Al rato, mientras filosofaba sobre Eivissa con un puñado de desconocidos en este universo paralelo que es Internet, una señora lanzó una reflexión breve pero extremadamente contundente. Bajo mi punto de vista, explica por qué las serpientes se arrastran ahora entre nosotros con tanta familiaridad: “Lo mejor de Ibiza era su sencillez”, chateó en Facebook, usando tiempo pretérito. Un sociólogo no habría afinado más en el diagnóstico.

Ciertamente, hasta hace bien poco, Eivissa se caracterizaba por un estilo de vida sencillo y amable, cuyos valores esenciales eran la hospitalidad, la libertad, la convivencia inteligente con la naturaleza y un respeto dogmático por lo que era distinto a nosotros –otros lo califican de amable indiferencia, pero se traduce en lo mismo–. A la vez, acumulábamos una cultura ancestral, que exhibíamos con idéntico orgullo que nuestras playas, nuestra gastronomía o nuestro patrimonio.

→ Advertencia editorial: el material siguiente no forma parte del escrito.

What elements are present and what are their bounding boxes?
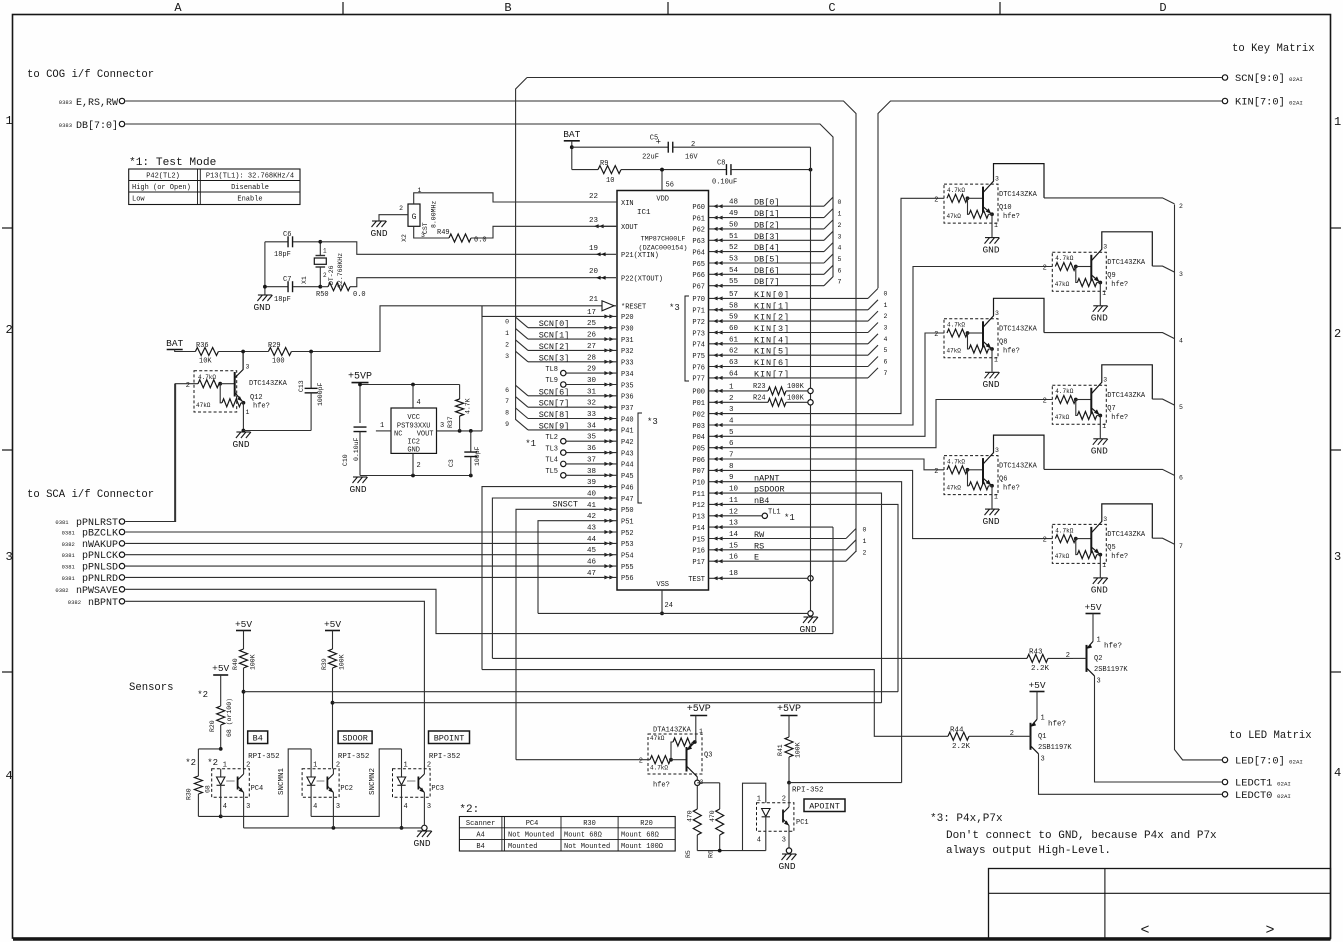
svg-text:48: 48 [729, 199, 738, 207]
svg-text:8: 8 [729, 463, 734, 471]
svg-text:1: 1 [699, 728, 703, 735]
wire R49 to XOUT [471, 226, 616, 238]
svg-text:Q8: Q8 [999, 339, 1007, 347]
svg-text:GND: GND [349, 484, 366, 495]
svg-text:*1: *1 [525, 439, 536, 449]
svg-text:4: 4 [1334, 766, 1341, 780]
svg-text:B4: B4 [476, 843, 484, 851]
svg-text:hfe?: hfe? [1111, 553, 1128, 561]
svg-text:TL5: TL5 [545, 468, 558, 476]
svg-text:C: C [828, 1, 835, 15]
svg-text:DTC143ZKA: DTC143ZKA [1107, 259, 1146, 267]
svg-text:DTC143ZKA: DTC143ZKA [1107, 531, 1146, 539]
resistor R30 68 [198, 748, 220, 750]
svg-text:1: 1 [1102, 423, 1106, 430]
svg-text:D: D [1159, 1, 1166, 15]
wire BAT node [175, 350, 196, 352]
capacitor C7 18pF [265, 286, 288, 288]
svg-text:+5V: +5V [324, 619, 341, 630]
transistor Q10 DTC143ZKA [944, 184, 998, 223]
svg-text:3: 3 [336, 803, 340, 811]
svg-text:hfe?: hfe? [253, 403, 270, 411]
svg-text:44: 44 [587, 536, 597, 544]
svg-text:2.2K: 2.2K [952, 743, 971, 751]
wire C6/C7 left join [264, 242, 266, 295]
svg-text:0: 0 [505, 319, 509, 326]
svg-text:KIN[7:0]: KIN[7:0] [1235, 97, 1285, 109]
resistor R23 100K [709, 390, 769, 392]
svg-text:R36: R36 [196, 342, 209, 350]
svg-text:SCN[6]: SCN[6] [539, 387, 570, 397]
resistor R40 100K [243, 631, 245, 650]
svg-text:1: 1 [1041, 714, 1045, 722]
svg-text:P56: P56 [621, 575, 634, 583]
svg-text:GND: GND [413, 838, 430, 849]
wire SCN[3] entry [516, 351, 528, 362]
wire pPNLCK to P54 [125, 554, 617, 556]
resistor R50 0.0 [320, 286, 328, 288]
wire SCN[7] entry [516, 397, 528, 408]
svg-text:R20: R20 [640, 820, 653, 828]
svg-text:*2:: *2: [459, 804, 479, 816]
svg-text:pPNLCK: pPNLCK [82, 551, 118, 562]
svg-text:3: 3 [1103, 244, 1107, 251]
svg-text:Sensors: Sensors [129, 682, 174, 694]
svg-text:0.0: 0.0 [353, 291, 366, 299]
svg-text:2: 2 [639, 758, 643, 766]
wire X1 top to P21(XTIN) [320, 242, 616, 255]
svg-text:5: 5 [729, 429, 734, 437]
svg-text:0381: 0381 [62, 564, 76, 571]
svg-text:nPWSAVE: nPWSAVE [76, 586, 118, 597]
wire sensor gnd bus [243, 797, 245, 828]
svg-text:16: 16 [729, 554, 739, 562]
svg-text:0381: 0381 [55, 519, 69, 526]
svg-text:37: 37 [587, 456, 596, 464]
ground (crystal) [257, 295, 272, 301]
svg-text:7: 7 [884, 370, 888, 377]
svg-text:4.7kΩ: 4.7kΩ [650, 765, 668, 772]
svg-text:7: 7 [838, 279, 842, 286]
svg-text:2: 2 [1043, 265, 1047, 273]
svg-text:P02: P02 [692, 411, 705, 419]
wire Q9 collector to LED bus [1152, 266, 1174, 272]
svg-text:47: 47 [587, 570, 596, 578]
svg-text:P30: P30 [621, 326, 634, 334]
capacitor C10 0.10uF [354, 426, 367, 428]
svg-text:3: 3 [427, 803, 431, 811]
svg-text:3: 3 [995, 176, 999, 183]
svg-text:*3: *3 [647, 417, 658, 427]
wire R36-R29 [218, 351, 268, 353]
svg-text:14: 14 [729, 531, 739, 539]
svg-text:*3: P4x,P7x: *3: P4x,P7x [930, 813, 1003, 825]
ground (Q6) [985, 509, 1000, 515]
svg-text:12: 12 [729, 508, 738, 516]
svg-text:LEDCT0: LEDCT0 [1235, 790, 1272, 802]
wire pPNLSD to P55 [125, 565, 617, 567]
svg-text:100K: 100K [339, 654, 346, 670]
wire DB[3] [709, 239, 825, 241]
svg-text:DTC143ZKA: DTC143ZKA [999, 326, 1038, 334]
svg-text:G: G [412, 213, 417, 222]
svg-text:Mount 100Ω: Mount 100Ω [621, 843, 663, 851]
ground (X2) [372, 221, 387, 227]
capacitor C6 18pF [265, 241, 288, 243]
wire BAT to C5 [571, 141, 573, 170]
svg-text:0: 0 [863, 527, 867, 534]
wire DB[7:0] bus to right [125, 124, 833, 277]
svg-text:6: 6 [838, 267, 842, 274]
wire SCN[1] entry [516, 329, 528, 340]
svg-text:4.7kΩ: 4.7kΩ [947, 187, 965, 194]
wire KIN[6] [709, 366, 869, 368]
svg-text:P74: P74 [692, 342, 705, 350]
svg-text:Mount 68Ω: Mount 68Ω [564, 832, 602, 840]
svg-text:pBZCLK: pBZCLK [82, 529, 118, 540]
svg-text:Don't connect to GND, because: Don't connect to GND, because P4x and P7… [946, 830, 1217, 842]
svg-text:470: 470 [709, 810, 716, 822]
svg-text:XOUT: XOUT [621, 224, 638, 232]
svg-text:2: 2 [934, 331, 938, 339]
wire Q10 base feed from P02 [709, 198, 945, 413]
wire VDD pin 56 [661, 170, 663, 191]
svg-text:2: 2 [838, 222, 842, 229]
svg-text:R24: R24 [753, 395, 766, 403]
wire nBPNT to PC3 [125, 601, 424, 768]
svg-text:B4: B4 [253, 734, 263, 744]
optocoupler PC2 RPI-352 [302, 769, 339, 798]
svg-text:4.7K: 4.7K [465, 398, 472, 414]
zone ticks left/right [2, 227, 13, 229]
svg-text:25: 25 [587, 320, 597, 328]
svg-text:0381: 0381 [62, 575, 76, 582]
svg-text:P05: P05 [692, 446, 705, 454]
svg-text:R30: R30 [186, 788, 193, 800]
svg-text:GND: GND [982, 244, 999, 255]
wire Q6 emitter to gnd [991, 486, 993, 509]
node LEDCT0 connector [1222, 792, 1227, 797]
svg-text:P37: P37 [621, 405, 634, 413]
optocoupler PC3 RPI-352 [393, 769, 431, 798]
RESET open arrow [602, 301, 614, 311]
svg-text:15: 15 [729, 542, 739, 550]
svg-text:3: 3 [995, 447, 999, 454]
transistor Q12 DTC143ZKA [194, 371, 237, 412]
svg-text:R49: R49 [437, 229, 450, 237]
wire P46 riser [482, 487, 617, 670]
svg-text:TL1: TL1 [768, 509, 781, 517]
svg-text:P35: P35 [621, 382, 634, 390]
svg-text:P12: P12 [692, 502, 705, 510]
svg-text:100K: 100K [787, 395, 805, 403]
svg-text:47kΩ: 47kΩ [1055, 414, 1070, 421]
svg-text:R9: R9 [600, 160, 608, 168]
wire R9 to C8 [621, 169, 726, 171]
bus LED spine [1175, 205, 1223, 760]
svg-text:R41: R41 [777, 744, 784, 756]
transistor Q5 DTC143ZKA [1052, 524, 1106, 563]
svg-text:GND: GND [982, 516, 999, 527]
svg-text:SCN[8]: SCN[8] [539, 410, 570, 420]
svg-text:3: 3 [246, 364, 250, 371]
svg-text:470: 470 [687, 810, 694, 822]
svg-text:P65: P65 [692, 261, 705, 269]
svg-text:+5VP: +5VP [777, 704, 801, 715]
svg-text:GND: GND [982, 379, 999, 390]
resistor R6 470 [697, 782, 719, 784]
svg-text:P75: P75 [692, 353, 705, 361]
svg-text:SNSCT: SNSCT [552, 500, 578, 510]
svg-text:P66: P66 [692, 272, 705, 280]
svg-text:*2: *2 [185, 758, 196, 768]
svg-text:Q2: Q2 [1094, 655, 1102, 663]
svg-text:0.10uF: 0.10uF [353, 437, 360, 461]
ground (Q10) [985, 238, 1000, 244]
wire PC3 pin4 [401, 797, 403, 828]
svg-text:*3: *3 [669, 303, 680, 313]
svg-text:31: 31 [587, 388, 597, 396]
resistor R44 2.2K [482, 670, 948, 737]
svg-text:RPI-352: RPI-352 [338, 753, 370, 761]
svg-text:7: 7 [505, 398, 509, 405]
transistor Q8 DTC143ZKA [944, 319, 998, 358]
svg-text:0382: 0382 [62, 541, 75, 548]
svg-text:54: 54 [729, 267, 739, 275]
svg-text:KIN[7]: KIN[7] [754, 369, 790, 379]
wire R39 to PC2 pin2 [332, 668, 334, 769]
svg-text:47kΩ: 47kΩ [1055, 281, 1070, 288]
wire top gnd return [810, 147, 812, 613]
svg-text:+5VP: +5VP [348, 372, 372, 383]
svg-text:P55: P55 [621, 564, 634, 572]
svg-text:P52: P52 [621, 530, 634, 538]
svg-text:KIN[0]: KIN[0] [754, 290, 790, 300]
svg-text:P54: P54 [621, 553, 634, 561]
svg-text:02AI: 02AI [1289, 100, 1303, 107]
svg-text:0381: 0381 [62, 552, 76, 559]
crystal X1 DT-26 32.768KHz [319, 242, 321, 256]
svg-text:Not Mounted: Not Mounted [508, 832, 554, 840]
svg-text:C8: C8 [717, 160, 725, 168]
svg-text:R5: R5 [685, 850, 692, 858]
wire PC2 pin4 [310, 797, 312, 816]
svg-text:68: 68 [205, 785, 212, 793]
wire KIN[3] [709, 332, 869, 334]
label SDOOR box [338, 731, 372, 744]
svg-text:1: 1 [1334, 115, 1341, 129]
transistor Q2 2SB1197K [1092, 614, 1094, 642]
svg-text:R20: R20 [209, 720, 216, 732]
svg-text:PC3: PC3 [431, 785, 444, 793]
svg-text:P33: P33 [621, 360, 634, 368]
svg-text:P31: P31 [621, 337, 634, 345]
svg-text:hfe?: hfe? [1003, 348, 1020, 356]
svg-text:+5V: +5V [1028, 680, 1045, 691]
svg-text:+5V: +5V [235, 619, 252, 630]
svg-text:P50: P50 [621, 507, 634, 515]
svg-text:pPNLRD: pPNLRD [82, 574, 118, 585]
svg-text:36: 36 [587, 445, 597, 453]
svg-text:always output High-Level.: always output High-Level. [946, 845, 1111, 857]
svg-text:TL4: TL4 [545, 457, 558, 465]
wire VSS rail [538, 612, 807, 614]
svg-text:1: 1 [1102, 562, 1106, 569]
svg-text:18pF: 18pF [274, 251, 291, 259]
svg-text:BPOINT: BPOINT [434, 734, 465, 744]
optocoupler PC4 RPI-352 [212, 769, 250, 798]
svg-text:20: 20 [589, 268, 599, 276]
wire Q1 collector to LEDCT0 [1039, 754, 1222, 795]
svg-text:21: 21 [589, 296, 599, 304]
svg-text:KIN[3]: KIN[3] [754, 324, 790, 334]
svg-text:2.2K: 2.2K [1031, 665, 1050, 673]
svg-text:DB[0]: DB[0] [754, 198, 780, 208]
svg-text:Low: Low [132, 196, 145, 204]
svg-text:3: 3 [6, 550, 13, 564]
wire Q9 base feed from P03 [709, 267, 1053, 426]
svg-text:47kΩ: 47kΩ [947, 484, 962, 491]
label B4 box [248, 731, 268, 744]
svg-text:TEST: TEST [688, 576, 705, 584]
svg-text:GND: GND [1091, 585, 1108, 596]
svg-text:LEDCT1: LEDCT1 [1235, 778, 1272, 790]
IC U1 TMP87CH00LF box [617, 191, 709, 591]
svg-text:2: 2 [934, 196, 938, 204]
svg-text:X1: X1 [301, 276, 308, 284]
svg-text:Q9: Q9 [1107, 272, 1115, 280]
svg-text:0381: 0381 [62, 530, 76, 537]
svg-text:4: 4 [223, 803, 227, 811]
svg-text:1: 1 [505, 330, 509, 337]
svg-text:1: 1 [729, 383, 734, 391]
svg-text:P21(XTIN): P21(XTIN) [621, 252, 659, 260]
svg-text:3: 3 [838, 233, 842, 240]
svg-text:GND: GND [370, 228, 387, 239]
wire GND rail under IC2 [360, 475, 471, 477]
svg-text:32: 32 [587, 400, 596, 408]
wire SCN[6] entry [516, 385, 528, 396]
node LED[7:0] connector [1222, 757, 1227, 762]
svg-text:2: 2 [863, 550, 867, 557]
node KIN[7:0] connector [1222, 98, 1227, 103]
svg-text:SCN[0]: SCN[0] [539, 319, 570, 329]
wire R41 node to nAPNT riser [787, 781, 791, 785]
svg-text:P17: P17 [692, 559, 705, 567]
svg-text:+5V: +5V [212, 663, 229, 674]
svg-text:Q3: Q3 [704, 752, 712, 760]
resistor R20 68 [220, 675, 222, 706]
svg-text:4.7kΩ: 4.7kΩ [947, 322, 965, 329]
resistor R49 0.0 [414, 226, 449, 238]
svg-text:4: 4 [404, 803, 408, 811]
svg-text:2: 2 [691, 141, 695, 149]
svg-text:4: 4 [757, 837, 761, 845]
svg-text:hfe?: hfe? [653, 782, 670, 790]
svg-text:P51: P51 [621, 519, 634, 527]
wire P14 to nPWSAVE riser [709, 526, 834, 528]
svg-text:42: 42 [587, 513, 596, 521]
svg-text:Not Mounted: Not Mounted [564, 843, 610, 851]
svg-text:32.768KHz: 32.768KHz [337, 253, 344, 288]
svg-text:RPI-352: RPI-352 [429, 753, 461, 761]
svg-text:KIN[5]: KIN[5] [754, 347, 790, 357]
wire R40 to PC4 pin2 [243, 668, 245, 769]
wire sensor SDOOR line [333, 702, 882, 704]
svg-text:SCN[9:0]: SCN[9:0] [1235, 73, 1285, 85]
svg-text:0: 0 [884, 290, 888, 297]
svg-text:R44: R44 [950, 727, 964, 735]
svg-text:C10: C10 [342, 454, 349, 466]
resistor R9 10 [572, 169, 598, 171]
svg-text:100pF: 100pF [474, 446, 481, 466]
svg-text:0383: 0383 [59, 99, 72, 106]
svg-text:1: 1 [884, 302, 888, 309]
svg-text:GND: GND [253, 302, 270, 313]
svg-text:R29: R29 [268, 342, 281, 350]
wire pPNLRD to P56 [125, 576, 617, 578]
wire X2 pin2 to GND [379, 215, 408, 221]
svg-text:TL2: TL2 [545, 434, 558, 442]
svg-text:4: 4 [1179, 338, 1183, 345]
svg-text:2: 2 [934, 468, 938, 476]
svg-text:BAT: BAT [166, 338, 183, 349]
svg-text:TMP87CH00LF: TMP87CH00LF [641, 236, 686, 244]
svg-text:10: 10 [729, 486, 739, 494]
svg-text:PC2: PC2 [340, 785, 353, 793]
svg-text:2: 2 [884, 313, 888, 320]
wire SCN[2] entry [516, 340, 528, 351]
svg-text:59: 59 [729, 314, 738, 322]
svg-text:3: 3 [884, 325, 888, 332]
svg-text:2: 2 [1179, 203, 1183, 210]
wire DB[7] [709, 285, 825, 287]
svg-text:Enable: Enable [237, 196, 262, 204]
wire KIN[5] [709, 354, 869, 356]
svg-text:P16: P16 [692, 548, 705, 556]
svg-text:4: 4 [884, 336, 888, 343]
svg-text:2: 2 [399, 205, 403, 212]
svg-text:P46: P46 [621, 484, 634, 492]
svg-text:hfe?: hfe? [1003, 484, 1020, 492]
svg-text:*2: *2 [207, 758, 218, 768]
ground (IC1 gnd node) [808, 611, 813, 616]
svg-text:8: 8 [505, 410, 509, 417]
svg-text:*1: *1 [784, 513, 795, 523]
svg-text:62: 62 [729, 348, 738, 356]
svg-text:7: 7 [1179, 543, 1183, 550]
svg-text:DTC143ZKA: DTC143ZKA [999, 191, 1038, 199]
svg-text:2: 2 [729, 395, 734, 403]
svg-text:APOINT: APOINT [809, 802, 840, 812]
wire Q10 emitter to gnd [991, 214, 993, 237]
svg-text:C3: C3 [448, 459, 455, 467]
svg-text:R50: R50 [316, 291, 329, 299]
svg-text:P20: P20 [621, 314, 634, 322]
svg-text:Mount 68Ω: Mount 68Ω [621, 832, 659, 840]
svg-text:DTC143ZKA: DTC143ZKA [1107, 392, 1146, 400]
svg-text:DTC143ZKA: DTC143ZKA [249, 380, 288, 388]
svg-text:4: 4 [729, 418, 734, 426]
wire SCN[9] entry [516, 419, 528, 430]
svg-text:GND: GND [232, 439, 249, 450]
svg-text:PC4: PC4 [251, 785, 264, 793]
svg-text:7: 7 [729, 452, 734, 460]
wire DB[2] [709, 228, 825, 230]
svg-text:RPI-352: RPI-352 [248, 753, 280, 761]
wire Q5 emitter to gnd [1099, 555, 1101, 578]
wire KIN[0] [709, 297, 869, 299]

A diferencia de otros destinos, aquí, además de belleza, el viajero sobre todo encontraba autenticidad. Veía al pescador amarrar el llaüt en cualquier roca y bajar con una caja de pescado que aún daba saltos. Luego, él lo paladeaba en un chiringuito regentado por un ibicenco risueño, que le servía la comida entre bromas, sin protocolos ni genuflexiones; de tú a tú. Aún quedan algunos chiringuitos así, pero están siendo sustituidos paulatinamente por beach club o sucedáneos que pertenecen a inversores extranjeros y multinacionales, atendidos por una cuadrilla de camareros que parecen salidos de un catálogo de bañadores. Allí no se sirven arroces, ni guisat de peix, ni calderetas, sino sushi y hamburguesas de Kobe; la misma oferta que el viajero degusta en los locales de moda de su patria gélida o en los beach club de Miami, Mónaco o la Barceloneta. En Eivissa cabe todo, pero debe existir un equilibrio.

El mismo proceso de globalización afecta a muchas otras cosas: la implantación de grandes superficies comerciales, los nuevos hoteles que se crean a imagen y semejanza de otros que hay en el mundo… Incluso las fiestas de las discotecas hace tiempo que perdieron el toque ibicenco de antaño. Ahora mismo, hay una legión de empresarios y comerciantes venidos de todas partes y también locales, que se han puesto a ordeñar la isla a una velocidad endiablada, con la mirada enturbiada por la avaricia. Y nadie parece darse cuenta de que las ubres en algún momento se secarán.

La naturaleza siempre va por delante y lleva tiempo lanzando salvas de advertencia, que nosotros ignoramos como autómatas: plagas de serpientes a consecuencia de no vigilar los olivos que importamos para adornar jardines, invasiones de microalgas por no cuidar las playas que convierten el agua cristalina de antaño en un caldo espeso y que cada vez van a más…

En paralelo, ibicencos y residentes de toda la vida se desprenden de sus negocios, casas y tierras, ante ofertas que no pueden rechazar, provocando la expansión de una oferta turística sin personalidad local, que adquiere mayor protagonismo cada temporada que pasa.

Estoy convenido de que existe un punto de no retorno, una frontera invisible que, una vez sea traspasada, convertirá Eivissa en un destino turístico agotado y en decadencia, como ha sucedido en otros enclaves mediterráneos, como la Costa del Sol o la Costa Azul. Las serpientes son sólo una muesca más en la culata del revólver que apunta a nuestra supervivencia económica y ambiental, pero ya van muchas. Si no tomamos conciencia y actuamos, al final las serpientes se comerán a las lagartijas.